Yeah, we are all friends so it was painless because Glyn is such a good producer and has a good presence and guides things so well. So it was literally like a Sunday night at my house, except Sunday night at my house everybody will play some songs and we'll play a whole lot of covers. It was largely the same cast of characters except we moved to a recordings studio and they were all my songs.
So Sunday barbecues at your place is really where we should be.
Pretty much.
I've always liked Corrina Corrina which I call a Dylan song although I know it's not. What drew you to that old one?
Glyn had said, 'Let's do a couple of covers' and I thought he didn't like my songs. But then I realised he had a good idea and we should do a couple of covers. He was over at my house one Sunday night and we were playing songs and Gillian [Welch] and David [Rawlings] were there and we just threw out Corrina Corrina. I thought it was lovely the way David and Gillian played it, so I thought let's cut that so I could capture them and have an excuse to play it with them.
I get a sense of a great democracy. Your name is on the cover but you just also want to hear these other people play.
The truth is if it was a smaller band then I think the cover would have been really like an old Blue Note cover where they have the name of the primary artist and the names of the people in the quartet or whatever. But there wouldn't have been room and I didn't want to slight anybody who was on the album. It would have looked like a Miles [Davis] record, not that I am putting myself in that company, do not misunderstand. I know my place.
Duquesne Whistle is a great song but you have an interesting arrangement of it. I imagine it was a song you could almost play a different way every time. Why that particular arrangement?
It just felt right when we started playing it . I'd monkeyed with a little at home before I brought it in the studio and thought, let's just do it a little bit barrelhouse stride and base it around piano instead of guitars. We took out a couple of instrumental passages Bob has in and unfortunately had to take out a verse because the way we had done it meant it would be too long. But it is Bob Dylan and Robert Hunter writing lovely lyrics with a great melody and lovely swing to it. And again, as with Corrina, what fun it would be to play, and play with Gillian and David.
They came down and we cut Corrina, Blonde Girl in a Blue Dress and Duquesne all in a row.
Are you going out paying this album?
I have three nights Largo in LA, a great musical hub where we all hang out, but I've never ben the guy who sings songs for an hour.
Are you nervous?
I'm curious about being the band leader so I'm going to treat it lightly and loosely, I don't have any desire to go out and be the dynamic frontman. It isn't in my nature or set of talents, I just want to go out and show off the songs.

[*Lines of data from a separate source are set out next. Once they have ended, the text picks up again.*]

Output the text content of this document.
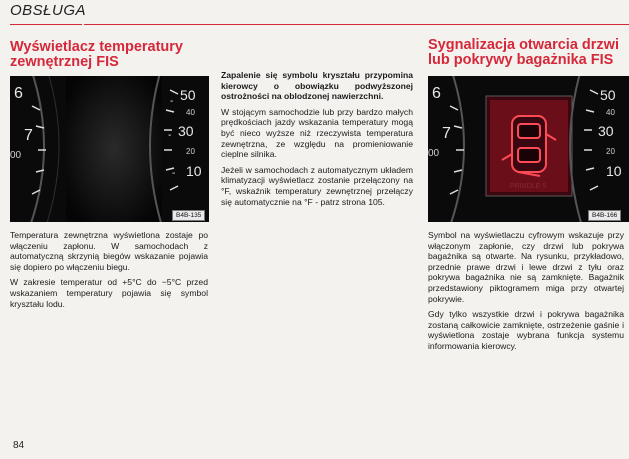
OBSŁUGA
Wyświetlacz temperatury zewnętrznej FIS
6
7
00
50
40
30
20
10
-
-
-
B4B-135

Temperatura zewnętrzna wyświetlona zostaje po włączeniu zapłonu. W samochodach z automatyczną skrzynią biegów wskazanie pojawia się dopiero po włączeniu biegu.

W zakresie temperatur od +5°C do −5°C przed wskazaniem temperatury pojawia się symbol kryształu lodu.

Zapalenie się symbolu kryształu przypomina kierowcy o obowiązku podwyższonej ostrożności na oblodzonej nawierzchni.

W stojącym samochodzie lub przy bardzo małych prędkościach jazdy wskazania temperatury mogą być nieco wyższe niż rzeczywista temperatura zewnętrzna, ze względu na promieniowanie cieplne silnika.

Jeżeli w samochodach z automatycznym układem klimatyzacji wyświetlacz zostanie przełączony na °F, wskaźnik temperatury zewnętrznej przełączy się automatycznie na °F - patrz strona 105.

Sygnalizacja otwarcia drzwi lub pokrywy bagażnika FIS
6
7
00
PRINDLE 5
50
40
30
20
10
B4B-166

Symbol na wyświetlaczu cyfrowym wskazuje przy włączonym zapłonie, czy drzwi lub pokrywa bagażnika są otwarte. Na rysunku, przykładowo, przednie prawe drzwi i lewe drzwi z tyłu oraz pokrywa bagażnika nie są zamknięte. Bagażnik przedstawiony piktogramem miga przy otwartej pokrywie.

Gdy tylko wszystkie drzwi i pokrywa bagażnika zostaną całkowicie zamknięte, ostrzeżenie gaśnie i wyświetlona zostaje wybrana funkcja systemu informowania kierowcy.

84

I'm a band guy and have always been a band guy. Tom is the front guy in the Heartbreakers. I don't know if I'd say it a democracy but it is a very benevolent dictatorship.
A few years ago there was the Mudcrutch album when the band briefly reformed (right) and I got the sense that must have been a whole lot of fun because if nothing else it was lowered expectation, it wasn't a Petty and the Heartbreakers album.

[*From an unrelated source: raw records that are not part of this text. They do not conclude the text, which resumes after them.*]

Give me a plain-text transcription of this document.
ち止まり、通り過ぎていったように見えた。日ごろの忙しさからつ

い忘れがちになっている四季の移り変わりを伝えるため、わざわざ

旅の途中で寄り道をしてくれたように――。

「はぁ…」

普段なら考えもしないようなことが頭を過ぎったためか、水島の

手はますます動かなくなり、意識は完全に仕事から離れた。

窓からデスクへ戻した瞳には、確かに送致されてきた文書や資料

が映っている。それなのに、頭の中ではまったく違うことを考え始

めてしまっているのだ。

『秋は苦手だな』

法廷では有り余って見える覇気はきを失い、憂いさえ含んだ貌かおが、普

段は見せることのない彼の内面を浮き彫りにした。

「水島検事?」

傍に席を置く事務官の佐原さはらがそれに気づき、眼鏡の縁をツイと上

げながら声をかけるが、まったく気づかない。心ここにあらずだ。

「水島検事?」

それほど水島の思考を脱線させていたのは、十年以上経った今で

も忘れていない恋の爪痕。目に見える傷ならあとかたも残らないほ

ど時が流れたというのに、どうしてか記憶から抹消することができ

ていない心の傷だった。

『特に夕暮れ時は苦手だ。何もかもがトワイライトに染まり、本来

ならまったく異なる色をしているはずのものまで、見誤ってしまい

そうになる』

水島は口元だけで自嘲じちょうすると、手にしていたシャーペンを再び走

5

Yes, that was very enjoyable. Making my record was similar to making the Mudcrutch record. It was a bunch of friends hanging out and having fun. I saw Mudcrutch when I was 17 years old and fell in love with it and started going to all their gigs . . . and eventually wound up in the band. So just as a fan of Mudcrutch hearing the band back together was enough for me, whether I played on it or not.

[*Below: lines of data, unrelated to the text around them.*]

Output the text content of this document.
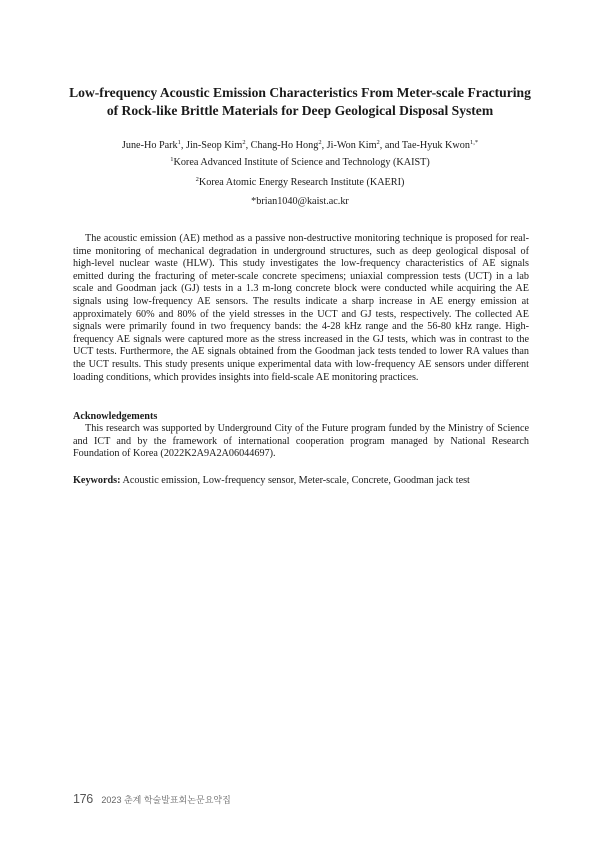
Low-frequency Acoustic Emission Characteristics From Meter-scale Fracturing
of Rock-like Brittle Materials for Deep Geological Disposal System
June-Ho Park$^1$, Jin-Seop Kim$^2$, Chang-Ho Hong$^2$, Ji-Won Kim$^2$, and Tae-Hyuk Kwon$^{1,*}$
$^1$Korea Advanced Institute of Science and Technology (KAIST)
$^2$Korea Atomic Energy Research Institute (KAERI)
*brian1040@kaist.ac.kr

The acoustic emission (AE) method as a passive non-destructive monitoring technique is proposed for real-time monitoring of mechanical degradation in underground structures, such as deep geological disposal of high-level nuclear waste (HLW). This study investigates the low-frequency characteristics of AE signals emitted during the fracturing of meter-scale concrete specimens; uniaxial compression tests (UCT) in a lab scale and Goodman jack (GJ) tests in a 1.3 m-long concrete block were conducted while acquiring the AE signals using low-frequency AE sensors. The results indicate a sharp increase in AE energy emission at approximately 60% and 80% of the yield stresses in the UCT and GJ tests, respectively. The collected AE signals were primarily found in two frequency bands: the 4-28 kHz range and the 56-80 kHz range. High-frequency AE signals were captured more as the stress increased in the GJ tests, which was in contrast to the UCT tests. Furthermore, the AE signals obtained from the Goodman jack tests tended to lower RA values than the UCT results. This study presents unique experimental data with low-frequency AE sensors under different loading conditions, which provides insights into field-scale AE monitoring practices.

Acknowledgements

This research was supported by Underground City of the Future program funded by the Ministry of Science and ICT and by the framework of international cooperation program managed by National Research Foundation of Korea (2022K2A9A2A06044697).

Keywords: Acoustic emission, Low-frequency sensor, Meter-scale, Concrete, Goodman jack test

176 2023 춘계 학술발표회논문요약집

When they were saying they wanted to make a Mudcrutch record I wasn't sure I should be on it because they were a band before I joined, and they were stellar.
Final one, the Heartbreakers album?
I think we're very close to done, we haven't finished recording but we are very close. And after doing my little shows that is the priority now.
Patrick - May 14, 2014
Great stuff Graham, the breadth of music and criticism you present on Elsewhere keeps me coming back to be turned on to some terrific, previously unknown (to me) gems in recent years. Now Benmont Tench, Angel Olsen and Black Keys - inspired to delve further!